23 Sep 2025 Evaluate

India’s flash Purchasing Managers’ Index (PMI) data showed the combined performance of India's manufacturing and service sectors strengthened during September, although the majority of the HSBC Flash PMI indices retreated from August's recent highs to signal a modest slowdown. A softer expansion in new business intakes accompanied slower increases in private sector output and employment, with international sales also rising at a weaker pace. The HSBC Flash India Composite Output Index - a seasonally adjusted index that measures the month-on-month change in the combined output of India's manufacturing and service sectors - fell to 61.9 in September from a final reading of 63.2 in August, but still indicated a sharp rate of expansion. Prices trends were more benign as cooler input cost inflation allowed for selling charges to be lifted to a lesser degree.

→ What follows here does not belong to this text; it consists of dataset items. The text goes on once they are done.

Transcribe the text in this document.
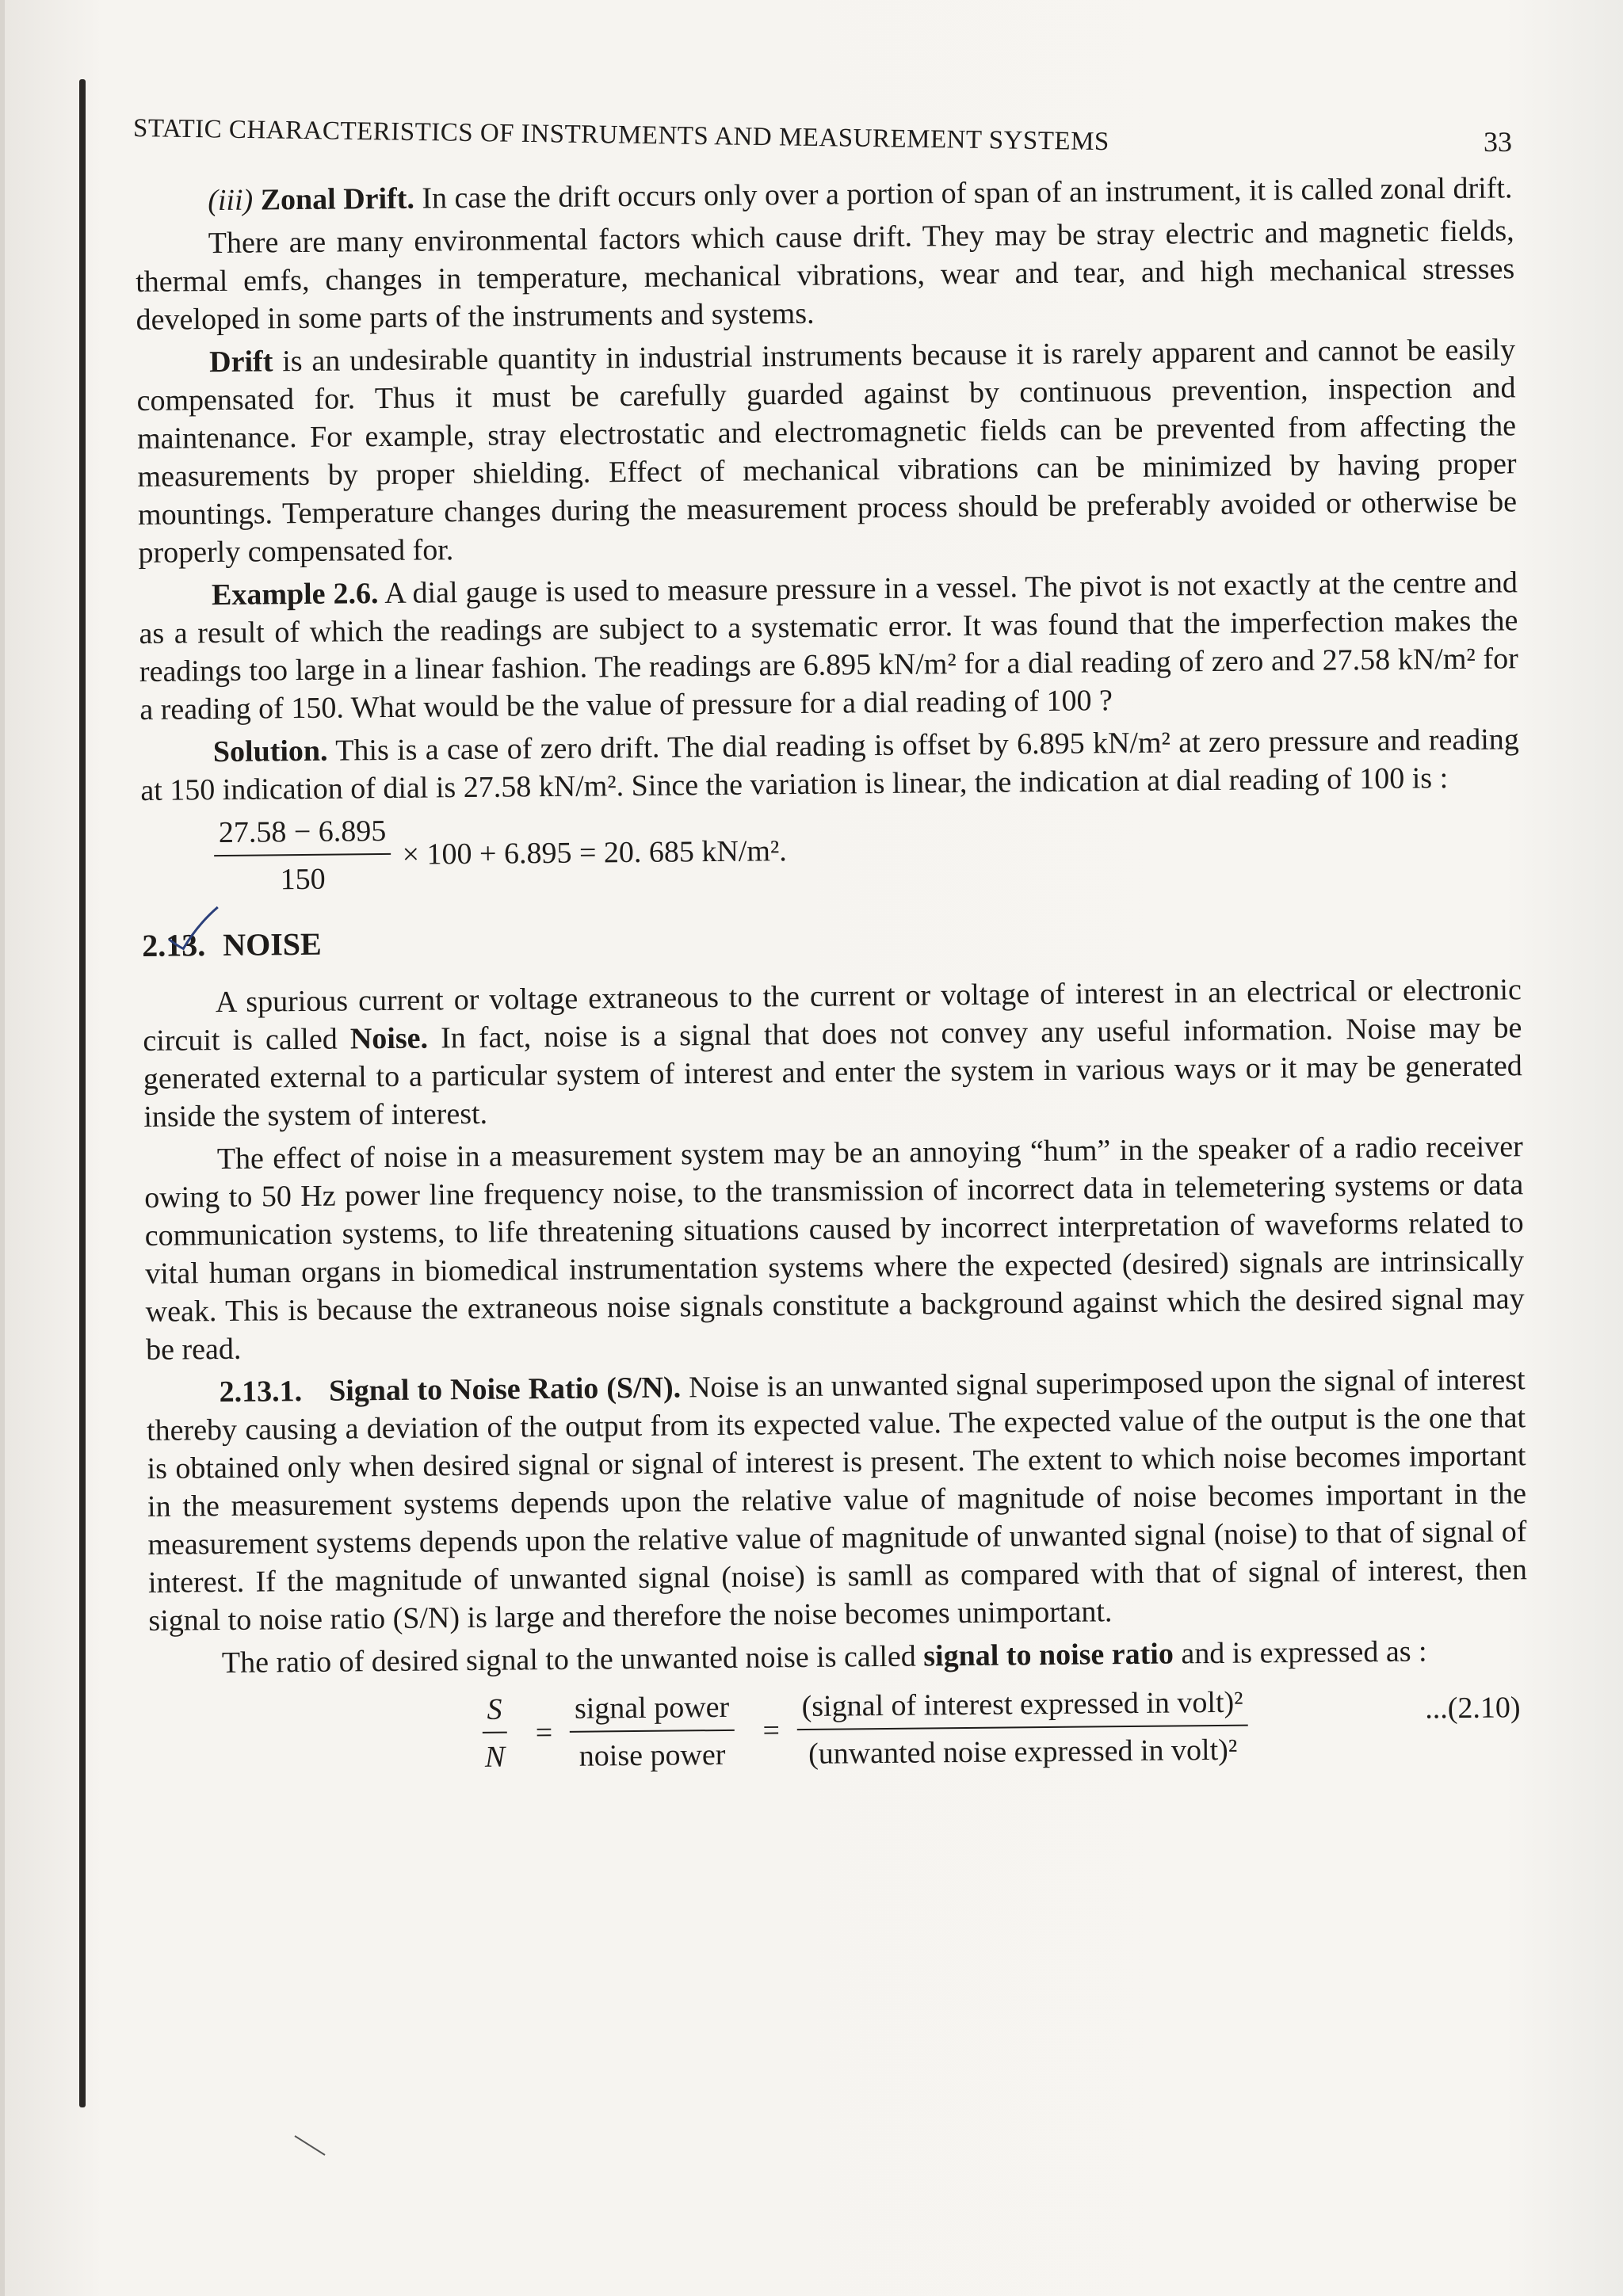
STATIC CHARACTERISTICS OF INSTRUMENTS AND MEASUREMENT SYSTEMS	33

(iii) Zonal Drift. In case the drift occurs only over a portion of span of an instrument, it is called zonal drift.

There are many environmental factors which cause drift. They may be stray electric and magnetic fields, thermal emfs, changes in temperature, mechanical vibrations, wear and tear, and high mechanical stresses developed in some parts of the instruments and systems.

Drift is an undesirable quantity in industrial instruments because it is rarely apparent and cannot be easily compensated for. Thus it must be carefully guarded against by continuous prevention, inspection and maintenance. For example, stray electrostatic and electromagnetic fields can be prevented from affecting the measurements by proper shielding. Effect of mechanical vibrations can be minimized by having proper mountings. Temperature changes during the measurement process should be preferably avoided or otherwise be properly compensated for.

Example 2.6. A dial gauge is used to measure pressure in a vessel. The pivot is not exactly at the centre and as a result of which the readings are subject to a systematic error. It was found that the imperfection makes the readings too large in a linear fashion. The readings are 6.895 kN/m² for a dial reading of zero and 27.58 kN/m² for a reading of 150. What would be the value of pressure for a dial reading of 100 ?

Solution. This is a case of zero drift. The dial reading is offset by 6.895 kN/m² at zero pressure and reading at 150 indication of dial is 27.58 kN/m². Since the variation is linear, the indication at dial reading of 100 is :

$\frac{27.58 - 6.895}{150} \times 100 + 6.895 = 20$. 685 kN/m².
2.13. NOISE

A spurious current or voltage extraneous to the current or voltage of interest in an electrical or electronic circuit is called Noise. In fact, noise is a signal that does not convey any useful information. Noise may be generated external to a particular system of interest and enter the system in various ways or it may be generated inside the system of interest.

The effect of noise in a measurement system may be an annoying “hum” in the speaker of a radio receiver owing to 50 Hz power line frequency noise, to the transmission of incorrect data in telemetering systems or data communication systems, to life threatening situations caused by incorrect interpretation of waveforms related to vital human organs in biomedical instrumentation systems where the expected (desired) signals are intrinsically weak. This is because the extraneous noise signals constitute a background against which the desired signal may be read.

2.13.1. Signal to Noise Ratio (S/N). Noise is an unwanted signal superimposed upon the signal of interest thereby causing a deviation of the output from its expected value. The expected value of the output is the one that is obtained only when desired signal or signal of interest is present. The extent to which noise becomes important in the measurement systems depends upon the relative value of magnitude of noise becomes important in the measurement systems depends upon the relative value of magnitude of unwanted signal (noise) to that of signal of interest. If the magnitude of unwanted signal (noise) is samll as compared with that of signal of interest, then signal to noise ratio (S/N) is large and therefore the noise becomes unimportant.

The ratio of desired signal to the unwanted noise is called signal to noise ratio and is expressed as :

$\frac{S}{N} = \frac{\text{signal power}}{\text{noise power}} = \frac{\text{(signal of interest expressed in volt)²}}{\text{(unwanted noise expressed in volt)²}}$	...(2.10)
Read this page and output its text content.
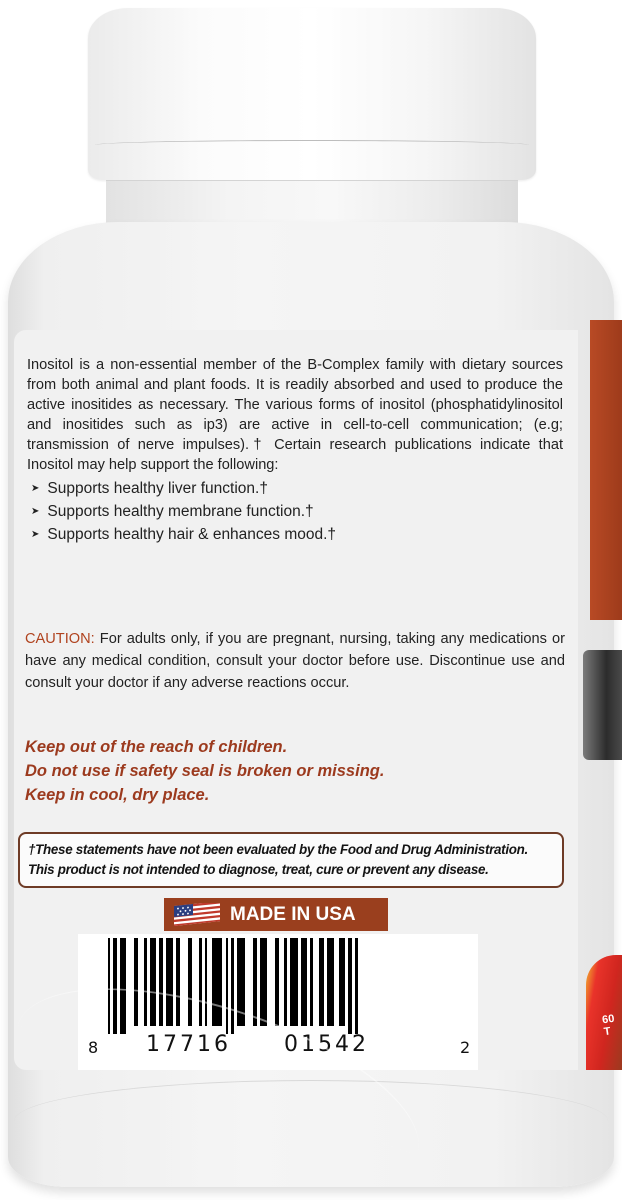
60 T

Inositol is a non-essential member of the B-Complex family with dietary sources from both animal and plant foods. It is readily absorbed and used to produce the active inositides as necessary. The various forms of inositol (phosphatidylinositol and inositides such as ip3) are active in cell-to-cell communication; (e.g; transmission of nerve impulses).† Certain research publications indicate that Inositol may help support the following:

➤ Supports healthy liver function.†
➤ Supports healthy membrane function.†
➤ Supports healthy hair & enhances mood.†
CAUTION: For adults only, if you are pregnant, nursing, taking any medications or have any medical condition, consult your doctor before use. Discontinue use and consult your doctor if any adverse reactions occur.
Keep out of the reach of children.
Do not use if safety seal is broken or missing.
Keep in cool, dry place.
†These statements have not been evaluated by the Food and Drug Administration.
This product is not intended to diagnose, treat, cure or prevent any disease.
MADE IN USA
8 17716 01542	2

Nevertheless, business confidence strengthened at the end of the second fiscal quarter.

The data noted that the HSBC Flash India Manufacturing PMI - a weighted average of the New Orders, Output, Employment, Suppliers’ Delivery Times and Stocks of Purchases indices - slipped to 58.5 in September, from a final reading of 59.3 in August. The improvement in operating conditions signalled by the PMI was nevertheless robust by historical standards, with the respective index well above both the neutral mark of 50.0 and its long-run average of 54.2. September data showed another substantial increase in new business placed with Indian private sector companies. The pace of expansion was sharp and well above trend but receded from August. Several companies suggested that demand conditions remained favourable, but others indicated that competitive pressures restricted order intakes at their units. 

It further stated that although private sector workforces continued to increase at the end of the second fiscal quarter, the rate of expansion receded from August and was moderate overall. Slower rates of increase were noted across both the manufacturing and service sectors. In fact, the proportion of companies indicating job creation in the aforementioned segments stood at around 3% and 5% respectively. The vast majority of survey participants reported having sufficient labour for current requirements. Cost pressures remained more pronounced in India's service economy. That said, a slowdown here contrasted with a pick-up in the manufacturing industry. In addition to greater wage bills, panellists reported higher cotton, electronic component, oil, steel, vegetable and wood prices. Nevertheless, across the private sector as a whole, overall expenses saw a less pronounced increase in September.